Research
Current Research Projects
Project 1: Molecular Mechanisms of Apoptosis
Our team is studying the basic mechanisms that control caspase-3, a key executioner caspase essential in apoptosis and immune cell fate. We have identified Hsp27 and PKCd as direct switches of caspase-3 activation. We use proteomics, biochemical, molecular biology and protein network analyses to study the contribution of post-translational mechanisms and protein-protein interaction in the regulation of caspase-3. We found that caspase-3 is essential in the regulation of innate immune cells using primary human and mouse monocytes and macrophages. We are currently investigating how caspase-3 regulates monocytes/macrophage function modulating tumor resistant and adipocyte function using 3D co-cultures and patient derived xenografts (PDXs). The goal of these studies is to determine how caspase-3 can be controlled to induce apoptosis in cancer cell and immune cells which numbers abnormally increase in chronic inflammatory diseases. This basic knowledge can be clinically translated and help control the number of immune cells abnormally present in the tumor and adipose microenvironment during chronic inflammatory conditions.
Project 2: Immune-Regulation: Establish the Protein and Gene Networks Responsible of Monocyte-Macrophage Immune Function
We are studying the molecular mechanisms that control monocyte numbers, differentiation into macrophages and macrophage switching (M1/M2). The goal of these studies is to establish the gene and protein hubs controlling monocyte-macrophage differentiation and their functions to therapeutically target monocyte/macrophage dysregulation characteristic of chronic inflammatory diseases including pathogen-induced inflammation, cancer and obesity. As part of these studies we use xenograft and genetically modified preclinical mouse models to study the immuno-regulatory mechanisms that control tumor evasion, cancer cell resistant and adipocyte dysregulation. RNAseq and proteomics analyses together with physiological and molecular biology approaches are used to elucidate the main pathways that control myeloid cell differentiation and apoptosis. The long-term goal of these studies is to understand the basic immune-regulatory mechanisms controlling monocyte/macrophage function.

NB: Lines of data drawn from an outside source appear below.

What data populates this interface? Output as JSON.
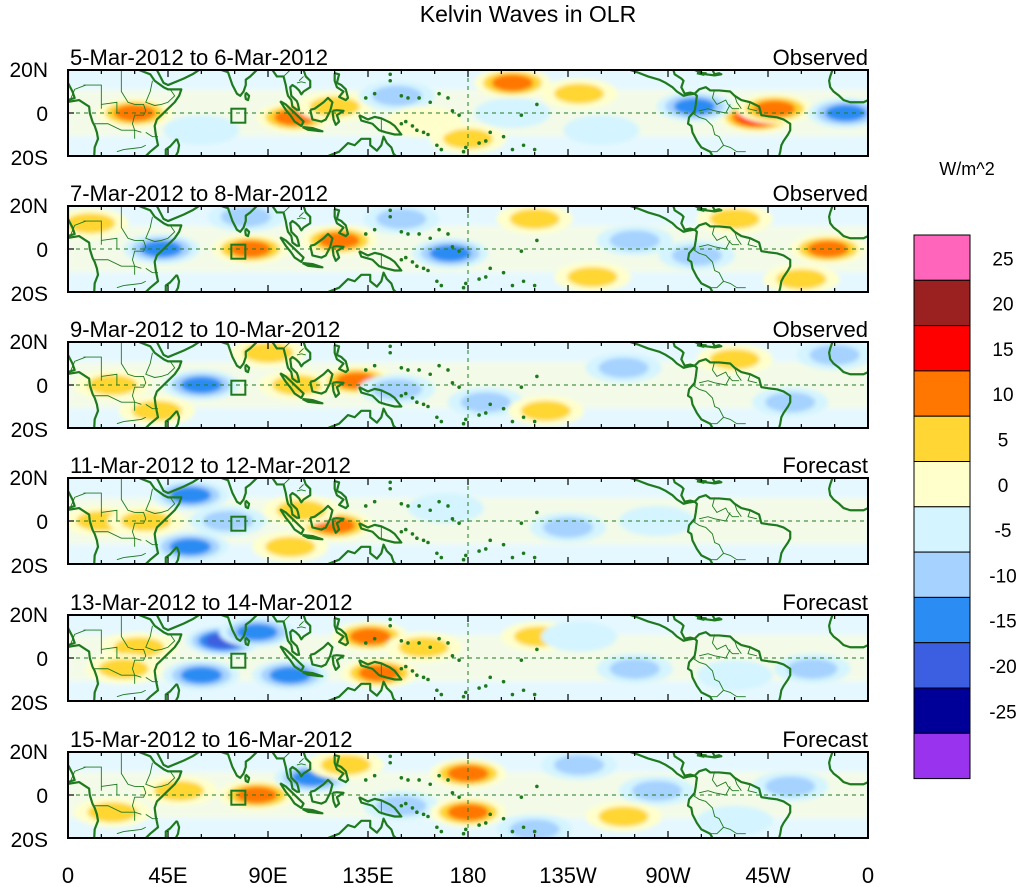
{
  "title": "Kelvin Waves in OLR",
  "colorbar": {
    "units": "W/m^2",
    "labels": [
      "25",
      "20",
      "15",
      "10",
      "5",
      "0",
      "-5",
      "-10",
      "-15",
      "-20",
      "-25"
    ],
    "colors": [
      "#ff66bb",
      "#9b2020",
      "#ff0000",
      "#ff7700",
      "#ffd633",
      "#ffffcc",
      "#d4f4ff",
      "#a6d2ff",
      "#2b8cf3",
      "#3c5ee0",
      "#000099",
      "#9933ee"
    ]
  },
  "x_axis": {
    "ticks": [
      "0",
      "45E",
      "90E",
      "135E",
      "180",
      "135W",
      "90W",
      "45W",
      "0"
    ],
    "lon_range": [
      0,
      360
    ]
  },
  "y_axis": {
    "ticks": [
      "20N",
      "0",
      "20S"
    ],
    "lat_range": [
      -20,
      20
    ]
  },
  "panels": [
    {
      "dates": "5-Mar-2012 to 6-Mar-2012",
      "status": "Observed"
    },
    {
      "dates": "7-Mar-2012 to 8-Mar-2012",
      "status": "Observed"
    },
    {
      "dates": "9-Mar-2012 to 10-Mar-2012",
      "status": "Observed"
    },
    {
      "dates": "11-Mar-2012 to 12-Mar-2012",
      "status": "Forecast"
    },
    {
      "dates": "13-Mar-2012 to 14-Mar-2012",
      "status": "Forecast"
    },
    {
      "dates": "15-Mar-2012 to 16-Mar-2012",
      "status": "Forecast"
    }
  ],
  "anomalies": [
    [
      {
        "lon": 30,
        "lat": 0,
        "v": 12
      },
      {
        "lon": 102,
        "lat": -2,
        "v": 14
      },
      {
        "lon": 120,
        "lat": 3,
        "v": 8
      },
      {
        "lon": 200,
        "lat": 14,
        "v": 12
      },
      {
        "lon": 180,
        "lat": -12,
        "v": 6
      },
      {
        "lon": 310,
        "lat": -2,
        "v": 18
      },
      {
        "lon": 318,
        "lat": 2,
        "v": 14
      },
      {
        "lon": 282,
        "lat": 3,
        "v": -12
      },
      {
        "lon": 350,
        "lat": 0,
        "v": -12
      },
      {
        "lon": 148,
        "lat": 8,
        "v": -6
      },
      {
        "lon": 60,
        "lat": -8,
        "v": -5
      },
      {
        "lon": 240,
        "lat": -8,
        "v": -5
      },
      {
        "lon": 230,
        "lat": 9,
        "v": 7
      },
      {
        "lon": 160,
        "lat": -4,
        "v": 5
      },
      {
        "lon": 200,
        "lat": 0,
        "v": -4
      }
    ],
    [
      {
        "lon": 82,
        "lat": 0,
        "v": 14
      },
      {
        "lon": 122,
        "lat": 4,
        "v": 13
      },
      {
        "lon": 210,
        "lat": 14,
        "v": 10
      },
      {
        "lon": 236,
        "lat": -13,
        "v": 8
      },
      {
        "lon": 342,
        "lat": 0,
        "v": 12
      },
      {
        "lon": 42,
        "lat": 0,
        "v": -14
      },
      {
        "lon": 172,
        "lat": -2,
        "v": -11
      },
      {
        "lon": 283,
        "lat": -3,
        "v": -7
      },
      {
        "lon": 300,
        "lat": 14,
        "v": 8
      },
      {
        "lon": 330,
        "lat": -14,
        "v": 8
      },
      {
        "lon": 80,
        "lat": 15,
        "v": -6
      },
      {
        "lon": 150,
        "lat": 14,
        "v": -6
      },
      {
        "lon": 255,
        "lat": 4,
        "v": -6
      },
      {
        "lon": 10,
        "lat": 12,
        "v": 7
      }
    ],
    [
      {
        "lon": 60,
        "lat": 0,
        "v": -13
      },
      {
        "lon": 103,
        "lat": 0,
        "v": 10
      },
      {
        "lon": 130,
        "lat": 2,
        "v": 12
      },
      {
        "lon": 148,
        "lat": -2,
        "v": -7
      },
      {
        "lon": 188,
        "lat": -8,
        "v": -6
      },
      {
        "lon": 250,
        "lat": 8,
        "v": -6
      },
      {
        "lon": 325,
        "lat": -8,
        "v": -8
      },
      {
        "lon": 345,
        "lat": 14,
        "v": -7
      },
      {
        "lon": 20,
        "lat": 0,
        "v": 6
      },
      {
        "lon": 300,
        "lat": 12,
        "v": 7
      },
      {
        "lon": 215,
        "lat": -12,
        "v": 6
      },
      {
        "lon": 90,
        "lat": 15,
        "v": 7
      },
      {
        "lon": 40,
        "lat": -12,
        "v": 6
      }
    ],
    [
      {
        "lon": 55,
        "lat": 12,
        "v": -12
      },
      {
        "lon": 55,
        "lat": -12,
        "v": -11
      },
      {
        "lon": 72,
        "lat": 0,
        "v": -9
      },
      {
        "lon": 120,
        "lat": -2,
        "v": 11
      },
      {
        "lon": 105,
        "lat": 5,
        "v": 6
      },
      {
        "lon": 15,
        "lat": 0,
        "v": 7
      },
      {
        "lon": 35,
        "lat": 0,
        "v": 8
      },
      {
        "lon": 225,
        "lat": -3,
        "v": -6
      },
      {
        "lon": 265,
        "lat": 0,
        "v": -5
      },
      {
        "lon": 170,
        "lat": 6,
        "v": -4
      },
      {
        "lon": 100,
        "lat": -12,
        "v": 6
      }
    ],
    [
      {
        "lon": 70,
        "lat": 8,
        "v": -17
      },
      {
        "lon": 60,
        "lat": -8,
        "v": -15
      },
      {
        "lon": 100,
        "lat": -8,
        "v": -12
      },
      {
        "lon": 85,
        "lat": 12,
        "v": -14
      },
      {
        "lon": 32,
        "lat": 5,
        "v": 10
      },
      {
        "lon": 25,
        "lat": -5,
        "v": 8
      },
      {
        "lon": 140,
        "lat": -7,
        "v": 12
      },
      {
        "lon": 136,
        "lat": 10,
        "v": 12
      },
      {
        "lon": 160,
        "lat": 5,
        "v": 7
      },
      {
        "lon": 212,
        "lat": 10,
        "v": 6
      },
      {
        "lon": 255,
        "lat": -5,
        "v": -8
      },
      {
        "lon": 335,
        "lat": -5,
        "v": -6
      },
      {
        "lon": 300,
        "lat": -8,
        "v": -5
      },
      {
        "lon": 230,
        "lat": 10,
        "v": -5
      }
    ],
    [
      {
        "lon": 85,
        "lat": 0,
        "v": 14
      },
      {
        "lon": 50,
        "lat": 2,
        "v": 8
      },
      {
        "lon": 110,
        "lat": 8,
        "v": -14
      },
      {
        "lon": 150,
        "lat": -5,
        "v": -8
      },
      {
        "lon": 180,
        "lat": 10,
        "v": 12
      },
      {
        "lon": 180,
        "lat": -8,
        "v": 12
      },
      {
        "lon": 210,
        "lat": -16,
        "v": -10
      },
      {
        "lon": 230,
        "lat": 14,
        "v": -9
      },
      {
        "lon": 265,
        "lat": 2,
        "v": -8
      },
      {
        "lon": 325,
        "lat": 4,
        "v": -7
      },
      {
        "lon": 250,
        "lat": -10,
        "v": 7
      },
      {
        "lon": 125,
        "lat": 14,
        "v": 7
      },
      {
        "lon": 20,
        "lat": -8,
        "v": 6
      },
      {
        "lon": 300,
        "lat": -12,
        "v": -5
      }
    ]
  ]
}
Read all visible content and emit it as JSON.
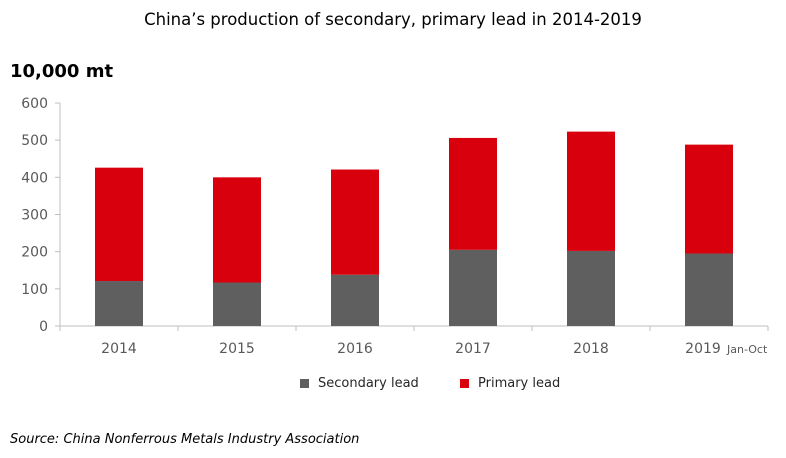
{
  "title": "China’s production of secondary, primary lead in 2014-2019",
  "unit_label": "10,000 mt",
  "source": "Source: China Nonferrous Metals Industry Association",
  "colors": {
    "secondary": "#5f5f5f",
    "primary": "#d9000d",
    "axis": "#bfbfbf",
    "tick_text": "#595959"
  },
  "chart_data": {
    "type": "bar",
    "stacked": true,
    "categories": [
      "2014",
      "2015",
      "2016",
      "2017",
      "2018",
      "2019"
    ],
    "category_notes": [
      "",
      "",
      "",
      "",
      "",
      "Jan-Oct"
    ],
    "series": [
      {
        "name": "Secondary lead",
        "values": [
          121,
          117,
          138,
          205,
          202,
          195
        ]
      },
      {
        "name": "Primary lead",
        "values": [
          305,
          283,
          283,
          301,
          321,
          293
        ]
      }
    ],
    "ylim": [
      0,
      600
    ],
    "yticks": [
      0,
      100,
      200,
      300,
      400,
      500,
      600
    ],
    "grid": false,
    "legend_position": "bottom"
  }
}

Project 3: Flavonoids Targeting Inflammatory Diseases: Implications for Cancer and Obesity
Our team is studying the mechanisms responsible for the beneficial effects of flavonoids, phytochemicals broadly present in our diet. We found that dietary flavones decrease inflammation, tumor development and promote bacterial clearance. We are investigating the gene and protein networks modulated by flavonoids in innate immune cells, cancer cells and adipocytes using RNAseq and metabolic analyses. We use biochemical, analytical, cellular and preclinical mouse models of breast and lung cancer, bacterial infection and obesity. We have developed whole food formulations following approved food and technology guidelines that increase flavonoid absorption and delivered bioactive concentrations of flavonoids. These studies are aligned with a mission of promoting foods for health and sustainability. The goal of these studies is to better understand the mechanisms responsible for the anti-inflammatory and anti-carcinogenic activity of phytochemicals, and to trigger metabolic rewiring and reestablish immune balance key to human and animal health. New studies on the regulation of the microbiome and metabolic profiling are undergoing. These studies currently include human clinical trials for the prevention and treatment of chronic inflammatory diseases.
Project 4: Target Identification of Phytochemicals
To gain a better understanding of how phytochemicals exert their beneficial effects, our team has developed novel high-throughput genome-wide approaches, among them PDSeq, to identify direct protein targets of flavonoids. The implementation of PDSeq revealed a new mechanism by which the flavone apigenin, through direct association with RNA binding proteins, controls alternative splicing. We are using PDSeq in combination with RNASeq and metabolic network analyses to define therapeutic targets of flavonoids. In addition, high-throughput screening of compound libraries in combination with flavonoids are currently ongoing to identify best combinations for the prevention and treatment of cancer and other chronic inflammatory diseases.
Project 5: Control of Flavonoid Biosynthesis
Our team is pursuing genome-wide studies to establish the gene regulatory network responsible of flavonoid biosynthesis. For this purpose, we generated a maize transcription factor ORFeome collection that together with the use of yeast one hybrid and yeast two hybrid is helping define how transcription factors control the synthesis of phytochemicals. In addition, antibodies recognizing specific transcription factors are being developed and used in chromatin immunoprecipitation (ChIPs) and ChIP-Seq studies to further understand how flavonoid synthesis is regulated. In addition, we are studying the effect of stress conditions in transcription start sites of genes responsible for flavonoid biosynthesis using CAGE and ChIP-Seq. Together these studies will contribute to a better understanding of flavonoid synthesis. Findings from this project will facilitate the development of plants which are more resistant to pathogens and foods with higher levels of beneficial phytochemicals that can be used to improve human and animal health.